On 1st January 2022 new laws outlined in the Queensland Fire and Emergency Services Act 1990 came into effect. These new laws place extra duties upon Queensland property sellers to ensure that;
– interconnected photoelectric smoke alarms have been installed on every level and in every bedroom and interconnecting hallways outside the bedrooms
– be powered by either hardwired 240-volt or 10-year lithium batteries
– comply with Australian Standard 3786:2014 and be less than 10 years old
Disclosure obligations and smoke alarm compliance
If you are selling a residential property in QLD you are required by law to disclose certain information to the buyer before they enter into a contract – the two main documents where this information is captured are;
- the contract of sale
- the ‘Form 24’ (Transfer of Title)
Contract of Sale
The standard contract of sale in Queensland contains a section that the seller is required to complete prior to the buyer signing the contract, stating whether the property is fitted with compliant smoke alarms. When preparing a property for sale, these smoke alarm requirements must be met before a property can settle.

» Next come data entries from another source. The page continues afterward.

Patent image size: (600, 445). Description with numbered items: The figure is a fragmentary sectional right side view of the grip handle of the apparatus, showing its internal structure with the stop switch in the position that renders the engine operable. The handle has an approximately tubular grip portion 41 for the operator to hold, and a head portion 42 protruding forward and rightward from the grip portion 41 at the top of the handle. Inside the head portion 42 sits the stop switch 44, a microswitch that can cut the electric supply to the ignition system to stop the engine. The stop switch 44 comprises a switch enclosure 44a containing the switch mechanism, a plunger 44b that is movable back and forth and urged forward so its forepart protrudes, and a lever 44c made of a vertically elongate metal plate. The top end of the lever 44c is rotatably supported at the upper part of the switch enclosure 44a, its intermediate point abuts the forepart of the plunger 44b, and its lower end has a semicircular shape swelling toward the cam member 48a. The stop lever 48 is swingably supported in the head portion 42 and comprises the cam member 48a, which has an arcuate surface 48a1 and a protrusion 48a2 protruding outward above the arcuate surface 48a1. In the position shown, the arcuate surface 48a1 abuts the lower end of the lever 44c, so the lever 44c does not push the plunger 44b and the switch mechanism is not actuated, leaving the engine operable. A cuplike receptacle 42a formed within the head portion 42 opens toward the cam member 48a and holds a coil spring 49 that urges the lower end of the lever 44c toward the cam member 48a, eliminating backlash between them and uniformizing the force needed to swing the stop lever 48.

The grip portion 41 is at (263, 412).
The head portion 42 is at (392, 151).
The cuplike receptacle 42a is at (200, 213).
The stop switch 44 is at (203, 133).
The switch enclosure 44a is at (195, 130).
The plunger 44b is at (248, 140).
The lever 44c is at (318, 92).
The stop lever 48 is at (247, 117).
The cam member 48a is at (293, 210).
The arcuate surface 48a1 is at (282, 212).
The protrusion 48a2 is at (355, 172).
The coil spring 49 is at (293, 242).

As a seller you cannot contract out of this obligation and must comply with the minimum smoke alarm requirements. Failure to install compliant smoke alarms is an offence (even if it has been disclosed) and the seller may be subject to a fine (a seller can still be fined for committing an offence after the property has been sold). As such, it is recommended that QLD sellers ensure compliant interconnected photoelectric smoke alarms are installed at their cost prior to settlement.
When a property is sold, the vendor must also lodge a Form 24 (Transfer of Title) with the Queensland Land Registry Office, stating that the above requirements of the smoke alarm legislation have been met, and that the purchaser is aware of the fact. The Queensland Fire and Emergency Services (QFES) can subsequently access the property specific smoke alarm information contained within the Form 24.